There’s so much love in this place. That’s what I was thinking about
yesterday morning as 35 young children received the Eucharist for the first
time. With these little children, their parents, grandparents, siblings, friends,
there was so much love in this place. I was going to ask the children how
much love is in this place. This much, this much, this much. From floor to
ceiling, from back to front. All this love somehow contained in this building
of stone and wood.
If you think about it, there is always “so much love” in this place. You see it
and feel it at when we celebrate the baptism of a child, a love infused with
joy and hope for the future of this child. You see it and feel it when we
celebrate a wedding, a love infused with joy and hope for the future. You see
it and feel it when we celebrate a funeral, a love infused with grief and
gratitude. You see it and feel it on a Mother’s Day Sunday when we are with
our mothers or we remember the love of a mother who has died. This love is
at the heart of every Eucharist, even when we may not feel it. Why, because
God, who draws us here, is Love. How can there not be “so much love” in
this place?
Two weeks ago, I used the quote of Pope Francis from his Joy of the Gospel:
“infinite sadness can only be cured by infinite love”. If my focus then was
on infinite sadness, today must be infinite love.

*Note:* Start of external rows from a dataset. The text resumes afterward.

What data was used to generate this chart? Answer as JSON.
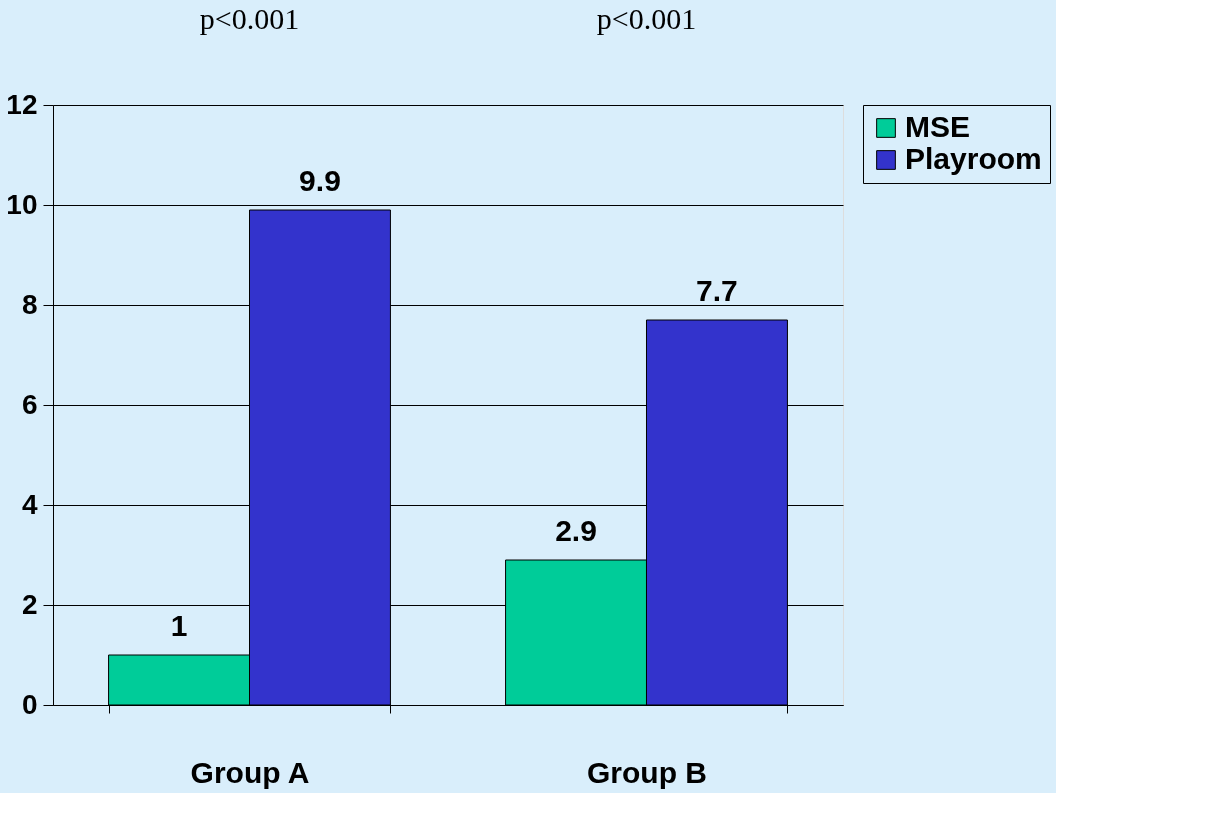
{
  "chart_data": {
    "type": "bar",
    "categories": [
      "Group A",
      "Group B"
    ],
    "series": [
      {
        "name": "MSE",
        "color": "#00cc99",
        "values": [
          1,
          2.9
        ]
      },
      {
        "name": "Playroom",
        "color": "#3333cc",
        "values": [
          9.9,
          7.7
        ]
      }
    ],
    "ylim": [
      0,
      12
    ],
    "yticks": [
      0,
      2,
      4,
      6,
      8,
      10,
      12
    ],
    "grid": "y",
    "legend": "right",
    "data_labels": true,
    "annotations": [
      "p<0.001",
      "p<0.001"
    ]
  }
}
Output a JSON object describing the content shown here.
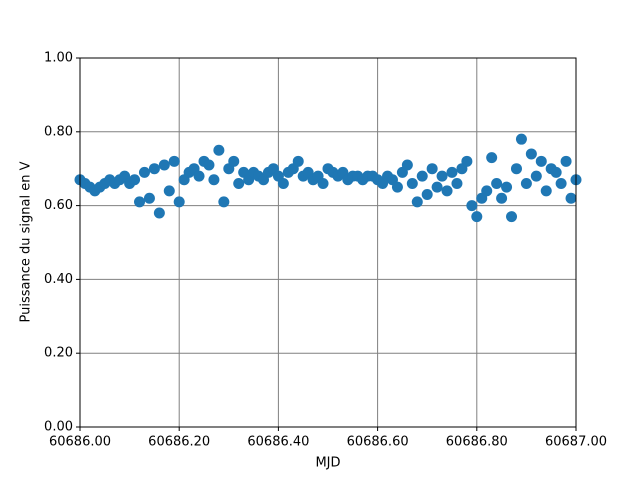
{
  "chart_data": {
    "type": "scatter",
    "xlabel": "MJD",
    "ylabel": "Puissance du signal en V",
    "color": "#1f77b4",
    "grid": true,
    "xlim": [
      60686.0,
      60687.0
    ],
    "xticks": [
      {
        "value": 60686.0,
        "label": "60686.00"
      },
      {
        "value": 60686.2,
        "label": "60686.20"
      },
      {
        "value": 60686.4,
        "label": "60686.40"
      },
      {
        "value": 60686.6,
        "label": "60686.60"
      },
      {
        "value": 60686.8,
        "label": "60686.80"
      },
      {
        "value": 60687.0,
        "label": "60687.00"
      }
    ],
    "ylim": [
      0,
      1
    ],
    "yticks": [
      {
        "value": 0,
        "label": "0.00"
      },
      {
        "value": 0.2,
        "label": "0.20"
      },
      {
        "value": 0.4,
        "label": "0.40"
      },
      {
        "value": 0.6,
        "label": "0.60"
      },
      {
        "value": 0.8,
        "label": "0.80"
      },
      {
        "value": 1,
        "label": "1.00"
      }
    ],
    "x": [
      60686.0,
      60686.01,
      60686.02,
      60686.03,
      60686.04,
      60686.05,
      60686.06,
      60686.07,
      60686.08,
      60686.09,
      60686.1,
      60686.11,
      60686.12,
      60686.13,
      60686.14,
      60686.15,
      60686.16,
      60686.17,
      60686.18,
      60686.19,
      60686.2,
      60686.21,
      60686.22,
      60686.23,
      60686.24,
      60686.25,
      60686.26,
      60686.27,
      60686.28,
      60686.29,
      60686.3,
      60686.31,
      60686.32,
      60686.33,
      60686.34,
      60686.35,
      60686.36,
      60686.37,
      60686.38,
      60686.39,
      60686.4,
      60686.41,
      60686.42,
      60686.43,
      60686.44,
      60686.45,
      60686.46,
      60686.47,
      60686.48,
      60686.49,
      60686.5,
      60686.51,
      60686.52,
      60686.53,
      60686.54,
      60686.55,
      60686.56,
      60686.57,
      60686.58,
      60686.59,
      60686.6,
      60686.61,
      60686.62,
      60686.63,
      60686.64,
      60686.65,
      60686.66,
      60686.67,
      60686.68,
      60686.69,
      60686.7,
      60686.71,
      60686.72,
      60686.73,
      60686.74,
      60686.75,
      60686.76,
      60686.77,
      60686.78,
      60686.79,
      60686.8,
      60686.81,
      60686.82,
      60686.83,
      60686.84,
      60686.85,
      60686.86,
      60686.87,
      60686.88,
      60686.89,
      60686.9,
      60686.91,
      60686.92,
      60686.93,
      60686.94,
      60686.95,
      60686.96,
      60686.97,
      60686.98,
      60686.99,
      60687.0
    ],
    "values": [
      0.67,
      0.66,
      0.65,
      0.64,
      0.65,
      0.66,
      0.67,
      0.66,
      0.67,
      0.68,
      0.66,
      0.67,
      0.61,
      0.69,
      0.62,
      0.7,
      0.58,
      0.71,
      0.64,
      0.72,
      0.61,
      0.67,
      0.69,
      0.7,
      0.68,
      0.72,
      0.71,
      0.67,
      0.75,
      0.61,
      0.7,
      0.72,
      0.66,
      0.69,
      0.67,
      0.69,
      0.68,
      0.67,
      0.69,
      0.7,
      0.68,
      0.66,
      0.69,
      0.7,
      0.72,
      0.68,
      0.69,
      0.67,
      0.68,
      0.66,
      0.7,
      0.69,
      0.68,
      0.69,
      0.67,
      0.68,
      0.68,
      0.67,
      0.68,
      0.68,
      0.67,
      0.66,
      0.68,
      0.67,
      0.65,
      0.69,
      0.71,
      0.66,
      0.61,
      0.68,
      0.63,
      0.7,
      0.65,
      0.68,
      0.64,
      0.69,
      0.66,
      0.7,
      0.72,
      0.6,
      0.57,
      0.62,
      0.64,
      0.73,
      0.66,
      0.62,
      0.65,
      0.57,
      0.7,
      0.78,
      0.66,
      0.74,
      0.68,
      0.72,
      0.64,
      0.7,
      0.69,
      0.66,
      0.72,
      0.62,
      0.67
    ]
  }
}
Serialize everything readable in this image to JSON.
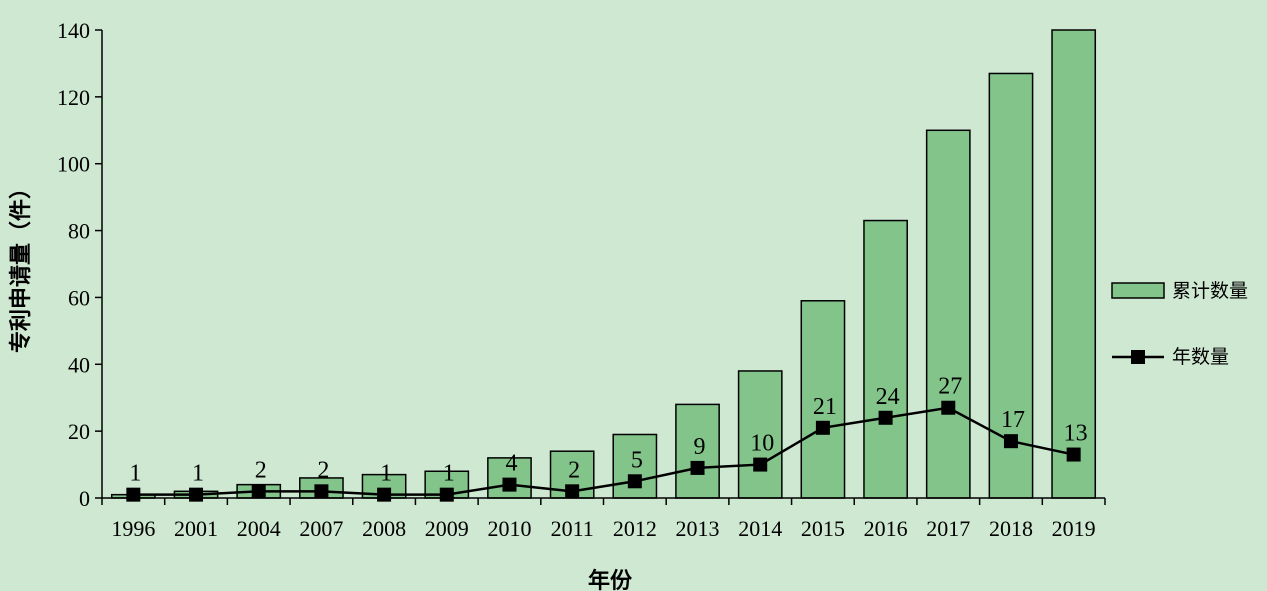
{
  "chart_data": {
    "type": "bar",
    "categories": [
      "1996",
      "2001",
      "2004",
      "2007",
      "2008",
      "2009",
      "2010",
      "2011",
      "2012",
      "2013",
      "2014",
      "2015",
      "2016",
      "2017",
      "2018",
      "2019"
    ],
    "series": [
      {
        "name": "累计数量",
        "kind": "bar",
        "color": "#82c48a",
        "values": [
          1,
          2,
          4,
          6,
          7,
          8,
          12,
          14,
          19,
          28,
          38,
          59,
          83,
          110,
          127,
          140
        ]
      },
      {
        "name": "年数量",
        "kind": "line",
        "color": "#000000",
        "values": [
          1,
          1,
          2,
          2,
          1,
          1,
          4,
          2,
          5,
          9,
          10,
          21,
          24,
          27,
          17,
          13
        ],
        "labels": [
          "1",
          "1",
          "2",
          "2",
          "1",
          "1",
          "4",
          "2",
          "5",
          "9",
          "10",
          "21",
          "24",
          "27",
          "17",
          "13"
        ]
      }
    ],
    "title": "",
    "xlabel": "年份",
    "ylabel": "专利申请量（件）",
    "ylim": [
      0,
      140
    ],
    "yticks": [
      "0",
      "20",
      "40",
      "60",
      "80",
      "100",
      "120",
      "140"
    ],
    "grid": false,
    "legend": "right"
  }
}
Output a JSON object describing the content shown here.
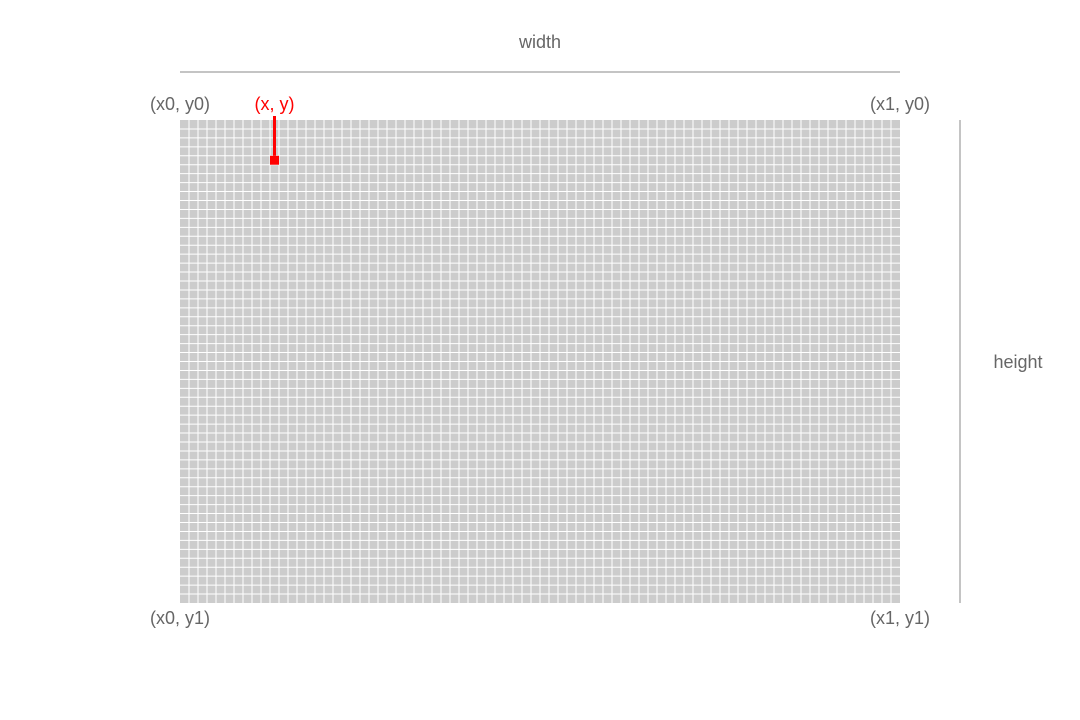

Isn’t that what we hear today? God’s love for us in Jesus Christ cannot be
measured. There are no limits to the ways in which God loves us. We are
invited into a relationship of love with God that is so intimate: As the father
has loved me, so I have loved you. Remain in my love. (It should make us
tingly all over).
Now we are only human and so we know there are limits to the ways in
which we love. Hurt, pain, disappointment, sorrows—the “stuff” of life can
make us “miserly” when it comes to responding in love. We measure, we
hold back, we give only “so much” of ourselves.
But thanks be to God, God is not that way. God cannot help but love us and
draw us into himself. Isn’t it lovely that on the day we hear these scriptures
about Love itself, we celebrate our mothers. It’s a good reminder that God’s
love is maternal, life giving, compassionate. Or as Julian of Norwich calls
our tender mother Jesus, who gives us his life in the Eucharist, whose body
and blood we share as we once shared our mother’s body and blood in the
womb.
There is so much love in this place because God is love and God is with us
here. There is so much love in this place because Christ Jesus humbled
himself, taking the form of a slave, dying on a cross so that we might have
life in its fullness. We know that infinite love cannot be contained and yet in
this Eucharist, in bread and wine, we receive this infinite love, a love that
knows no limits. And that’s the true Joy of the Gospel.